Ring Lardner Jr.
1954, Fiction, 272, 281, or 302 pages depending on edition
This is a book guaranteed to offend staunch members of a particular religious affiliation and staunch supporters of a certain political stripe. Others, whose views are more accommodating, will find hilarious satire within its pages.
Ring Lardner was a popular journalist who wrote humorously about baseball and other topics. His son was a screenwriter, one of the Hollywood Ten convicted of Contempt of Congress for their refusal to participate in Senator McCarthy’s anti-Communist witch hunt. When asked, “Are you now or have you ever been a member of the Communist party?” Ring Lardner Jr. responded, “I could answer the way you want, Mr. Chairman, but I’d hate myself in the morning.” This answer resulted in a stint in prison.
Owen Muir is the son of a Long Island financier, but cares more for books than money. Despite his efforts to remain obscure, Owen is elected president of his eighth grade class. Returning home, he attempts to explain to his father how he obtained his dubious honor. To this the elder Muir replies, “What are you telling me all that nonsense for? Look, Ownie, you’re a bright fellow in your own peculiar way, skipping grades and getting those marks. You ought to be beginning to think about things in grown-up terms, realistically. One of the basic rules of life, and don’t you ever forget it, is results count, nothing else does.”
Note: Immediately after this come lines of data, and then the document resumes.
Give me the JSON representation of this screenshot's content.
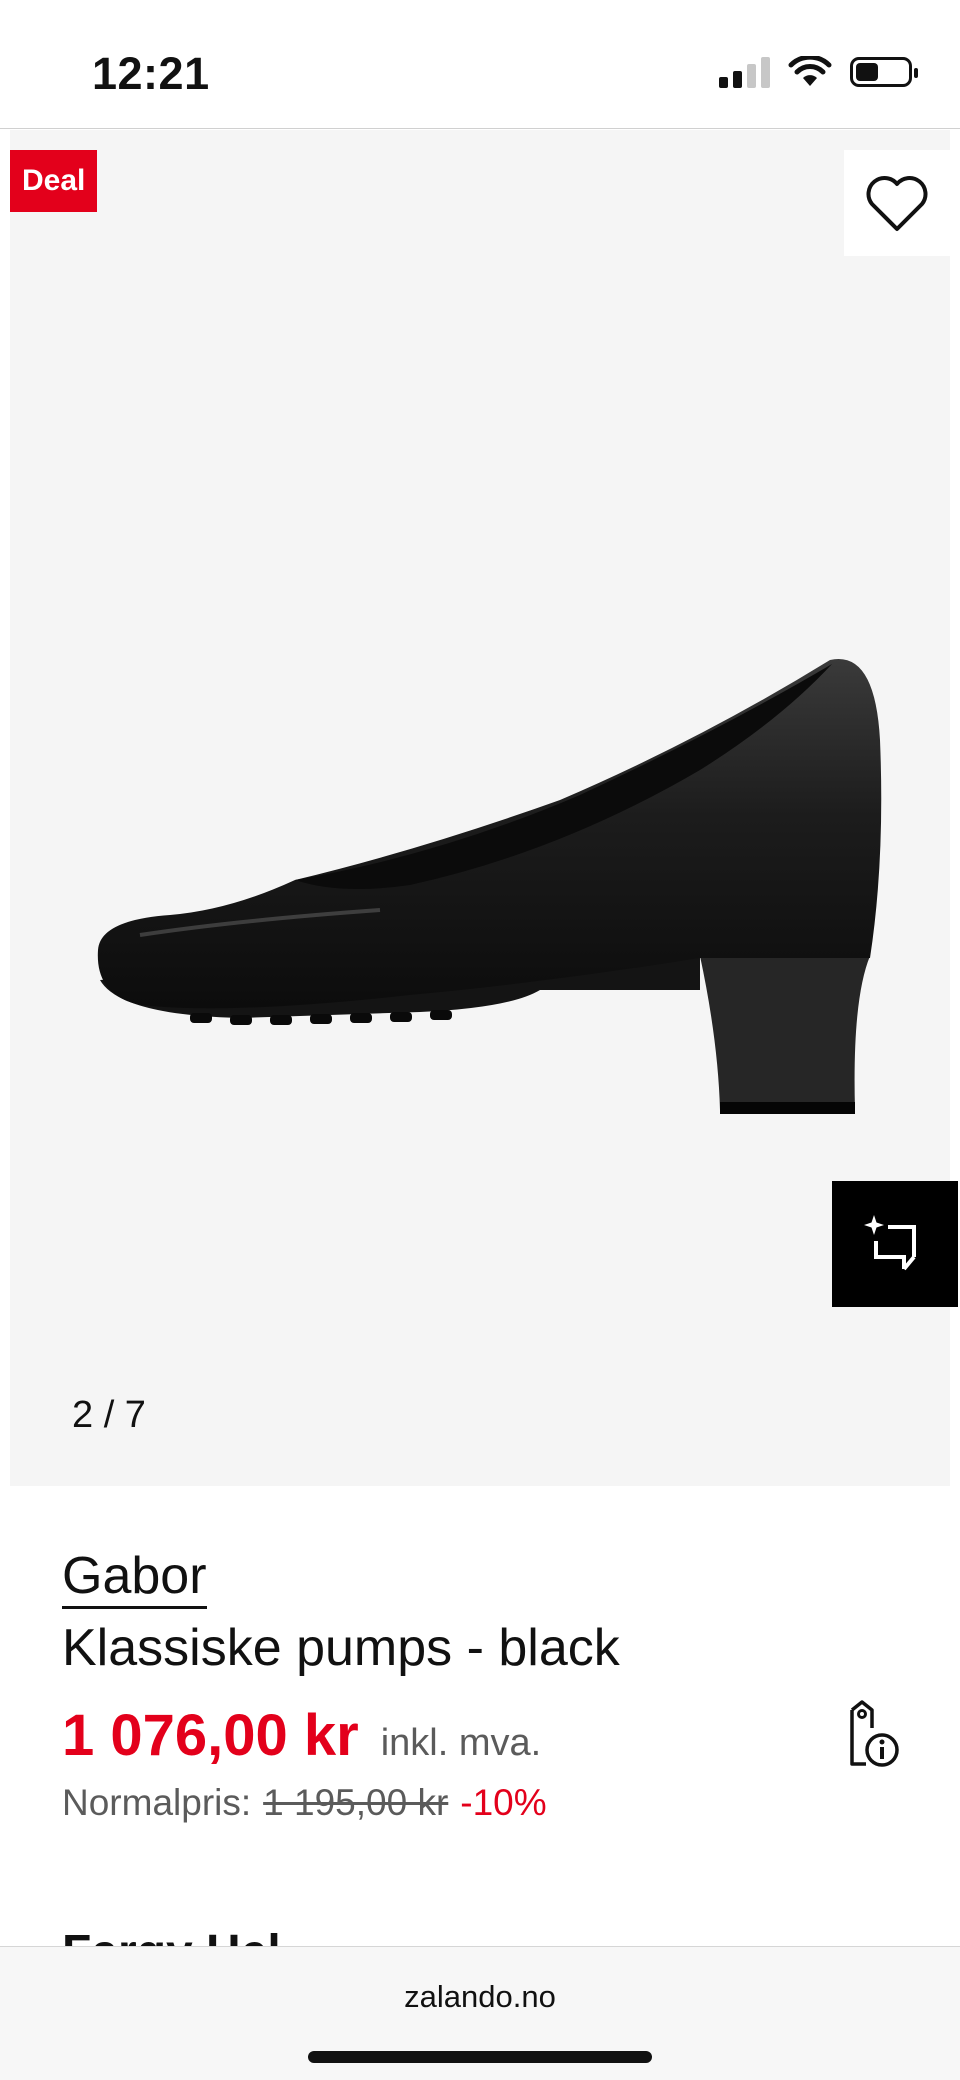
{
  "status_bar": {
    "time": "12:21"
  },
  "gallery": {
    "deal_badge": "Deal",
    "image_counter": "2 / 7",
    "image_subject": "black leather pump with block heel, side view",
    "wishlist_icon": "heart-icon",
    "ai_icon": "sparkle-crop-icon"
  },
  "product": {
    "brand": "Gabor",
    "name": "Klassiske pumps - black",
    "price": "1 076,00 kr",
    "vat_note": "inkl. mva.",
    "normal_label": "Normalpris:",
    "normal_price": "1 195,00 kr",
    "discount": "-10%",
    "price_info_icon": "price-tag-info-icon"
  },
  "next_section": {
    "heading": "Fargy Hel"
  },
  "browser": {
    "url": "zalando.no"
  },
  "colors": {
    "accent": "#e3001b",
    "gallery_bg": "#f5f5f5"
  }
}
Later in the book, his father explains how capitalism and advertising work, “The particular item you’re manufacturing may be useless in the sense that no one in his right mind would buy it of his own accord, and anybody who does buy it will feel afterwards that he’s been had. But the way our economy works, no occasion when money changes hands is useless.”
However, prior to Owen’s attempt to dabble in capitalism, he attends college: “In college as in school his unorthodox appearance was held against him and the fact that his attitudes were also non-conformist made him even more of an outcast. Barred from some undergraduate pursuits by ineptitude and from others by popular demand, he was compelled to the solace of his own devices. He listened to Sibelius in the hours devoted to football practice, read Schopenhauer during proms and absorbed facts while his classmates were exchanging gossip.”
With all that intellectual activity going on, Owen acquires ideals and refuses to register for the draft. Being a person of principal, Owen experiences harsh consequences which he could easily have avoided by compromising his principals. And so goes his life; Owen finds and follows ideals and attempts to find a place in a world filled with hypocrites and shallow thinkers.
This book is worth a read for its humor, but also for its depiction of the early 1950s. The American zeitgeist has changed since then. The fifties decade looked nothing like the sixties or seventies. Strangely, 2023 resembles 1954 to a fair extent. Read it for yourself if you don’t believe me.